Car le delta est un immense district rizicole agro-exportateur, où tout se recycle à l’infini. Tous ce qui se mange est mangé, ce que les hommes ne mangent pas on le donne aux cochons, et ce que refusent les cochons on le brûle, comme le son du riz, transbahuté sur des barges, qui fait marcher même les briqueteries.
Oui, un district industriel comme l’Emilie-Romagne, déployé sur toute la plaine inondable. Des routes sur les remblais, on contemple les rizières à l’infini, mais la route elle même, encombrée de camions et de motos, est une immense atelier , une succession d’échoppes bourgeonnant autour de la riziculture : ateliers de réparation de matériel agricole, et ainsi de suite jusqu’aux boutiques d’ordinateurs. Après une imbécile collectivisation agricole qui avait semé la disette et fait du Vietnam un importateur net, un seul train de lois, dans les années 80, a suffit pour en faire le 3e exportateur mondial de riz (et le second de café).

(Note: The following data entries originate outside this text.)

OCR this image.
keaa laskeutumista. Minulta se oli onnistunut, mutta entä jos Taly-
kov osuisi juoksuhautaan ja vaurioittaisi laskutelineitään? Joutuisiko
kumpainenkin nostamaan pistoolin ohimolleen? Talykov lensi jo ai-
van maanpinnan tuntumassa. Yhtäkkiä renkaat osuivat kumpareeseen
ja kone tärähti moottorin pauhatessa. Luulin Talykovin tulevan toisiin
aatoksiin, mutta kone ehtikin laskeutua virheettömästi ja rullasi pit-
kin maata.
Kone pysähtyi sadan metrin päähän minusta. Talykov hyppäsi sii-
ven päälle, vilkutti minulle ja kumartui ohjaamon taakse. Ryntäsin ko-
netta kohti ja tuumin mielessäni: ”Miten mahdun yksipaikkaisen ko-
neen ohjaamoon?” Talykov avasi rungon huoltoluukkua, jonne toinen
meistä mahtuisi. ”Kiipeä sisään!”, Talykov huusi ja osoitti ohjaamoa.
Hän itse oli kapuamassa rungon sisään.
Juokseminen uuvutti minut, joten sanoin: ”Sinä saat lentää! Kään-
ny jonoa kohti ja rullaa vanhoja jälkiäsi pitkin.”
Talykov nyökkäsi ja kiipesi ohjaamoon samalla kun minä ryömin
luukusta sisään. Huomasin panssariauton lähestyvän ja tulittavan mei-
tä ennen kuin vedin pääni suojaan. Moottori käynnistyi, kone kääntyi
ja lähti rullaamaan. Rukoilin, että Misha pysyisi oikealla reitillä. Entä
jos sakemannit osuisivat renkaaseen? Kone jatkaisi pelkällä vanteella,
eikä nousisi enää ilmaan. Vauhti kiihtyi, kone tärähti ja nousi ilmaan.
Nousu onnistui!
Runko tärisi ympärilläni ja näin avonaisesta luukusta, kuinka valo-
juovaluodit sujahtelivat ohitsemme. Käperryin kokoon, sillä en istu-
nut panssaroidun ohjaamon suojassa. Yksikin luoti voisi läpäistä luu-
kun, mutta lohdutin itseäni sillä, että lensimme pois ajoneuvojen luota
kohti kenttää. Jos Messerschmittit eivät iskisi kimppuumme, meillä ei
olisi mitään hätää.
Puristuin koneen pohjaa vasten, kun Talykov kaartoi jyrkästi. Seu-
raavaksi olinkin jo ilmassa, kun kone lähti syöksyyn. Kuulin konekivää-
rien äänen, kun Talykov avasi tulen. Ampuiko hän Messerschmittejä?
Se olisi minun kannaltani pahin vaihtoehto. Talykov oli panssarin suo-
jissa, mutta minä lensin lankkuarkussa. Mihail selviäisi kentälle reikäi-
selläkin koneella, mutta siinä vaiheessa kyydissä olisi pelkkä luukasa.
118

Nous discutons avec une guide : oui, il y a déjà une moto par famille, mais l’objectif c’est une moto et un portable par personne. Je comprends alors que la marée des motos est aussi un objectif planifié. Un « socialisme de la moto », comme les premiers réformateurs communistes centre-européens avaient voulu un socialisme du goulasch. Tiré par l’exportation et la société de consommation, au contraire de Cuba, mais de façon égalitaire, au contraire des Philippines.
Du delta, il était tentant de remonter jusqu’à Angkor. Bon, Angkor, hein… Égal à tout ce qu’on avait pu en imaginer, et plus encore. Immense ensemble de sites sur plus de 30 km de diamètre. Monuments contemporains de nos cathédrales romanes et gothiques, en plus grandioses, ridiculisant Versailles ou Schoenbrunn. Une immense accumulation de travail humain. Techniquement guère différente des sites mayas qui les précédent immédiatement (Palenque, Tikal, Copan : comme la voûte maya, la voûte khmère n’est pas une vraie voûte). Mais en plus grand, plus dense et surtout historiquement plus durable. Et c’est pour moi le premier mystère : pourquoi l’empire khmer a-t-il duré si longtemps (plus longtrmps que les Capétiens), pompant le travail de ses paysans de la Mer de Chine à l’isthme de Kra, alors que les cités mayas s’écroulaient sous leur poids ?
La réponse est sur les fresques. Partout des chevaux, des éléphants, des chars. La grande différence entre l’Ancien et le Nouveau Monde, c’est que, dans le premier, l’humanité a pu, dans la conquête de la nature, s’appuyer sur une vingtaine d’animaux domesticables. Les Amériques n’en comptaient que trois, dont un seul pour le portage : le chien, le dindon, le lama (et encore seulement chez les Inkas). La « domination de l’Homme sur la nature » est venue de cette étrange alliance, bien avant la motocyclette. L’usage qu’on en a fait est une autre histoire.